What to do after the floods?

What to do after the floods?

The effects of flooding on property are not always immediately apparent. What should property owners look out for, and how can chartered surveyors help?

Unfortunately, we are all used to seeing spectacular photographs of streets flooded with water where the water level has risen to half the height of the front door. This has occurred in many parts of the UK in the past few months, with recent reports suggesting the flood woes are set to continue as river and groundwater levels continue to rise.

In these circumstances, the damage is apparent and it is necessary to ensure that vulnerable elements of the structure and all of the heating, plumbing and electrical services are inspected and tested. It should be noted that water can have an effect which may not manifest itself to the electrical cables and fittings for several months or until the corrosion has started to affect the contact points. Moisture can be in buried ducts for many months before damage is really apparent.

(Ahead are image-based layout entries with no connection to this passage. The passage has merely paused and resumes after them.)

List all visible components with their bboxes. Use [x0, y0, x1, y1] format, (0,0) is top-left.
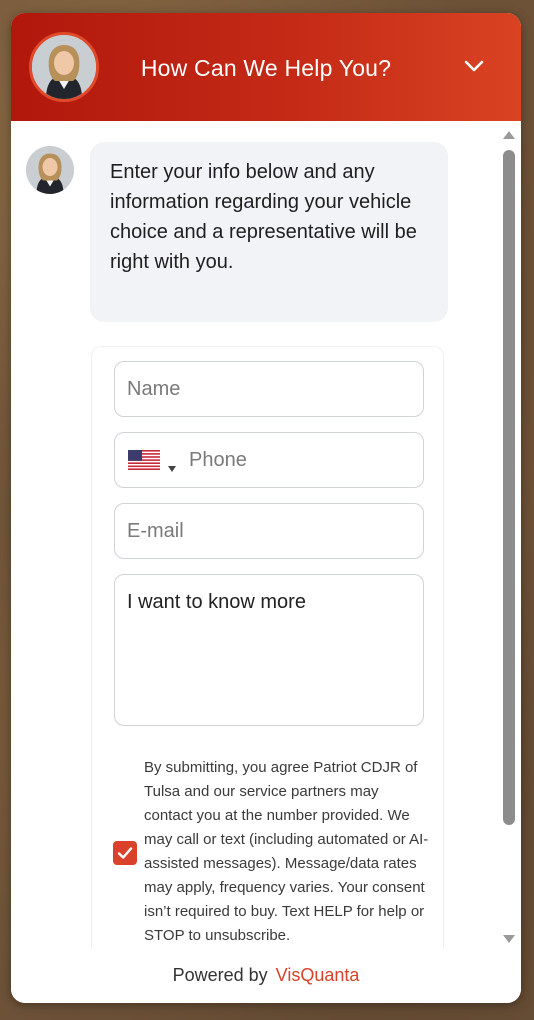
scroll-down-arrow-icon[interactable]	[502, 932, 516, 944]
phone-field[interactable]	[114, 432, 424, 488]
checkmark-icon	[117, 847, 133, 859]
powered-by-label: Powered by	[172, 965, 268, 985]
message-textarea[interactable]	[114, 574, 424, 726]
header-title: How Can We Help You?	[140, 55, 392, 81]
consent-text: By submitting, you agree Patriot CDJR of…	[144, 759, 429, 944]
us-flag-icon[interactable]	[128, 450, 160, 470]
agent-avatar-small	[26, 146, 74, 194]
scroll-up-arrow-icon[interactable]	[502, 128, 516, 140]
scroll-thumb[interactable]	[503, 150, 515, 825]
consent-checkbox[interactable]	[113, 841, 137, 865]
brand-link[interactable]: VisQuanta	[276, 965, 360, 986]
name-input[interactable]	[114, 361, 424, 417]
phone-input[interactable]	[189, 448, 409, 472]
email-input[interactable]	[114, 503, 424, 559]
chevron-down-icon[interactable]	[463, 55, 485, 77]
lead-form: By submitting, you agree Patriot CDJR of…	[91, 346, 444, 948]
chat-header: How Can We Help You?	[11, 13, 521, 121]
chat-body: Enter your info below and any informatio…	[11, 121, 521, 948]
scrollbar[interactable]	[501, 125, 517, 948]
bot-message: Enter your info below and any informatio…	[90, 142, 448, 322]
caret-down-icon[interactable]	[167, 456, 177, 472]
footer: Powered by VisQuanta	[11, 948, 521, 1003]
chat-widget: How Can We Help You? Enter your info bel…	[11, 13, 521, 1003]
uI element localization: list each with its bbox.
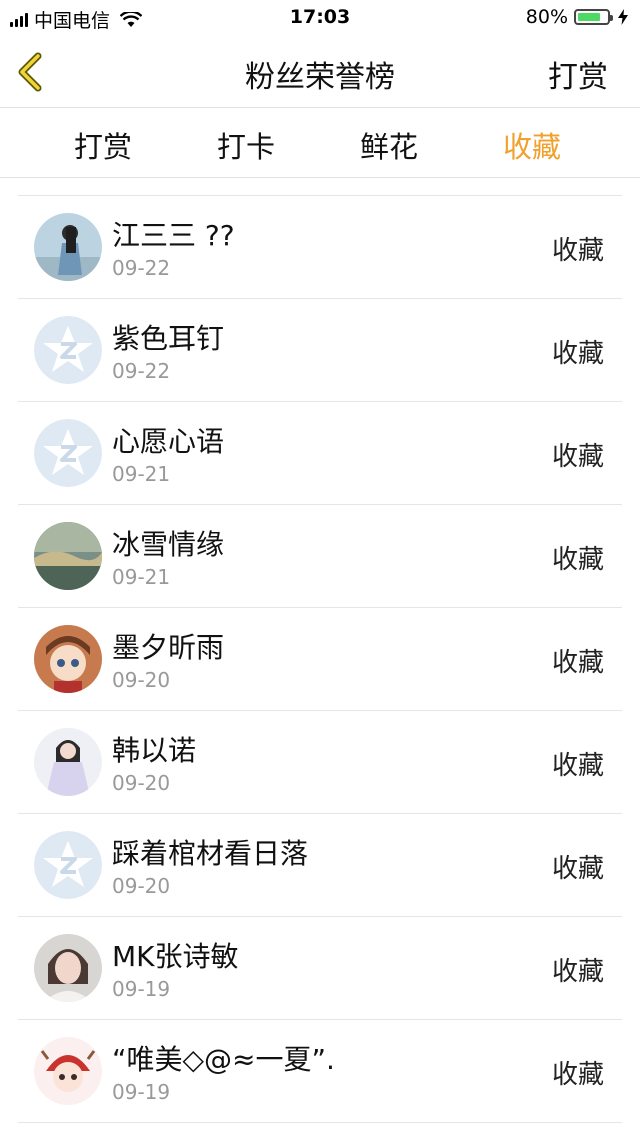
user-name: 冰雪情缘	[112, 528, 225, 561]
list-item[interactable]: 墨夕昕雨 09-20 收藏	[18, 608, 622, 711]
action-label: 收藏	[551, 751, 604, 781]
item-date: 09-20	[112, 874, 171, 898]
user-name: “唯美◇@≈一夏”.	[112, 1043, 335, 1076]
list-item[interactable]: “唯美◇@≈一夏”. 09-19 收藏	[18, 1020, 622, 1123]
nav-bar: 粉丝荣誉榜 打赏	[0, 36, 640, 108]
item-date: 09-21	[112, 565, 171, 589]
user-name: 踩着棺材看日落	[112, 837, 309, 870]
action-label: 收藏	[551, 957, 604, 987]
action-label: 收藏	[551, 442, 604, 472]
user-name: MK张诗敏	[112, 940, 239, 973]
status-bar: 中国电信 17:03 80%	[0, 0, 640, 36]
page-title: 粉丝荣誉榜	[245, 60, 395, 95]
battery-fill	[578, 13, 600, 21]
tab-checkin[interactable]: 打卡	[217, 124, 275, 166]
status-right: 80%	[526, 6, 628, 28]
avatar	[34, 1037, 102, 1105]
item-date: 09-19	[112, 1080, 171, 1104]
battery-icon	[574, 9, 613, 25]
item-date: 09-20	[112, 771, 171, 795]
list-item[interactable]: MK张诗敏 09-19 收藏	[18, 917, 622, 1020]
avatar	[34, 728, 102, 796]
action-label: 收藏	[551, 545, 604, 575]
user-name: 韩以诺	[112, 734, 197, 767]
fan-list: 江三三 ?? 09-22 收藏 紫色耳钉 09-22 收藏 心愿心语 09-21…	[18, 195, 622, 1123]
item-date: 09-21	[112, 462, 171, 486]
list-item[interactable]: 紫色耳钉 09-22 收藏	[18, 299, 622, 402]
item-date: 09-19	[112, 977, 171, 1001]
avatar	[34, 522, 102, 590]
list-item[interactable]: 江三三 ?? 09-22 收藏	[18, 196, 622, 299]
tab-flowers[interactable]: 鲜花	[360, 124, 418, 166]
list-item[interactable]: 冰雪情缘 09-21 收藏	[18, 505, 622, 608]
list-item[interactable]: 踩着棺材看日落 09-20 收藏	[18, 814, 622, 917]
avatar	[34, 934, 102, 1002]
item-date: 09-22	[112, 256, 171, 280]
back-button[interactable]	[14, 52, 50, 92]
tab-reward[interactable]: 打赏	[74, 124, 132, 166]
list-item[interactable]: 心愿心语 09-21 收藏	[18, 402, 622, 505]
action-label: 收藏	[551, 1060, 604, 1090]
action-label: 收藏	[551, 648, 604, 678]
tab-bar: 打赏 打卡 鲜花 收藏	[0, 108, 640, 178]
user-name: 紫色耳钉	[112, 322, 225, 355]
user-name: 江三三 ??	[112, 219, 235, 252]
reward-button[interactable]: 打赏	[548, 52, 608, 96]
user-name: 心愿心语	[112, 425, 225, 458]
list-item[interactable]: 韩以诺 09-20 收藏	[18, 711, 622, 814]
action-label: 收藏	[551, 854, 604, 884]
action-label: 收藏	[551, 236, 604, 266]
item-date: 09-20	[112, 668, 171, 692]
default-avatar-icon	[34, 316, 102, 384]
charging-icon	[618, 9, 628, 25]
action-label: 收藏	[551, 339, 604, 369]
tab-favorites[interactable]: 收藏	[503, 124, 561, 166]
battery-percent: 80%	[525, 6, 568, 28]
item-date: 09-22	[112, 359, 171, 383]
default-avatar-icon	[34, 831, 102, 899]
user-name: 墨夕昕雨	[112, 631, 225, 664]
default-avatar-icon	[34, 419, 102, 487]
avatar	[34, 213, 102, 281]
chevron-left-icon	[18, 52, 42, 92]
avatar	[34, 625, 102, 693]
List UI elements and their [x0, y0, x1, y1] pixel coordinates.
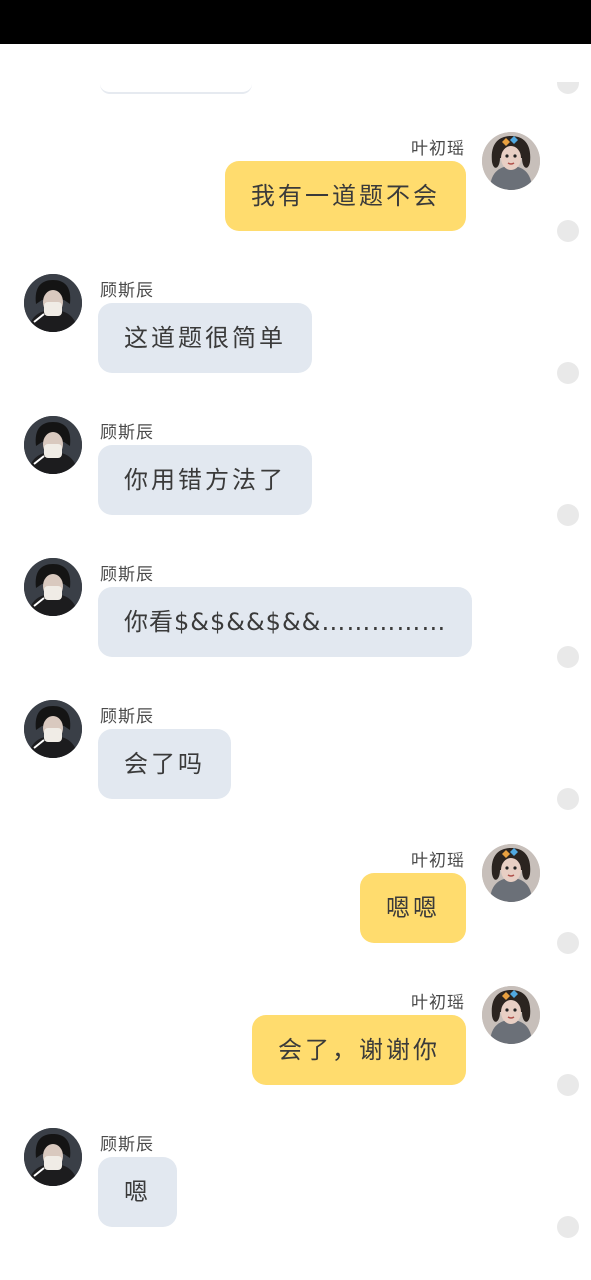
message-select-dot[interactable] [557, 82, 579, 94]
message-select-dot[interactable] [557, 646, 579, 668]
chat-message: 顾斯辰 会了吗 [0, 700, 591, 820]
avatar[interactable] [24, 274, 82, 332]
chat-message: 顾斯辰 这道题很简单 [0, 274, 591, 394]
chat-message: 叶初瑶 嗯嗯 [0, 844, 591, 964]
chat-area[interactable]: 叶初瑶 我有一道题不会 顾斯辰 这道题很简单 顾斯辰 你用错方法了 顾斯辰 你看… [0, 44, 591, 1280]
message-bubble[interactable]: 我有一道题不会 [225, 161, 466, 231]
message-bubble[interactable]: 嗯嗯 [360, 873, 466, 943]
previous-message-bubble [100, 80, 252, 94]
avatar[interactable] [24, 1128, 82, 1186]
message-select-dot[interactable] [557, 1216, 579, 1238]
message-select-dot[interactable] [557, 1074, 579, 1096]
chat-message: 叶初瑶 我有一道题不会 [0, 132, 591, 252]
message-bubble[interactable]: 会了吗 [98, 729, 231, 799]
avatar[interactable] [482, 132, 540, 190]
sender-name: 顾斯辰 [100, 281, 154, 301]
sender-name: 顾斯辰 [100, 1135, 154, 1155]
message-select-dot[interactable] [557, 788, 579, 810]
message-bubble[interactable]: 嗯 [98, 1157, 177, 1227]
chat-message: 顾斯辰 嗯 [0, 1128, 591, 1248]
message-bubble[interactable]: 会了，谢谢你 [252, 1015, 466, 1085]
message-select-dot[interactable] [557, 220, 579, 242]
avatar[interactable] [24, 558, 82, 616]
message-bubble[interactable]: 你看$&$&&$&&…………… [98, 587, 473, 657]
sender-name: 叶初瑶 [411, 993, 465, 1013]
avatar[interactable] [24, 416, 82, 474]
avatar[interactable] [24, 700, 82, 758]
sender-name: 叶初瑶 [411, 851, 465, 871]
chat-message: 顾斯辰 你看$&$&&$&&…………… [0, 558, 591, 678]
sender-name: 叶初瑶 [411, 139, 465, 159]
message-select-dot[interactable] [557, 504, 579, 526]
sender-name: 顾斯辰 [100, 423, 154, 443]
chat-message: 叶初瑶 会了，谢谢你 [0, 986, 591, 1106]
avatar[interactable] [482, 844, 540, 902]
avatar[interactable] [482, 986, 540, 1044]
sender-name: 顾斯辰 [100, 707, 154, 727]
message-bubble[interactable]: 你用错方法了 [98, 445, 312, 515]
message-bubble[interactable]: 这道题很简单 [98, 303, 312, 373]
sender-name: 顾斯辰 [100, 565, 154, 585]
chat-message: 顾斯辰 你用错方法了 [0, 416, 591, 536]
message-select-dot[interactable] [557, 932, 579, 954]
message-select-dot[interactable] [557, 362, 579, 384]
status-bar [0, 0, 591, 44]
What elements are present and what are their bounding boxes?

So once the water has receded, what are the less obvious areas of potential damage to bear in mind? Here are some specific aspects where less visible damage may have occurred.

Where to check:

Where walls have become saturated, it is necessary to remove the plaster, because this will contain the damp, salts and chemicals, such that they will prevent the wall from drying out. The wall may take many months to dry out and this will depend on its thickness and construction.

It should be noted that any insulation within the cavity may have slumped as a result of becoming saturated, and it may be necessary for this to be removed and replaced to restore the original insulation levels.

Timber joinery
Old walls frequently had timbers built within the thickness to provide fixings for subsequent joinery, such as dado rails or skirtings. It may be necessary to have these removed where the walls have become totally saturated and the condition, at the rear face of the timber, will not be apparent from the front.

Floor voids
The extent of any flooding may not always be apparent if it has risen up through the ground and has entered an under floor void but not appeared above the floor board. In this case, damage may well be caused to timbers below floor level, or to electrical services run over the floor slab.

The role of a chartered surveyor

An inspection of fairly inaccessible places may be advised. A chartered surveyor will provide the appropriate level of expertise and a report to allow a full and detailed consideration to be made and presented to the insurance company.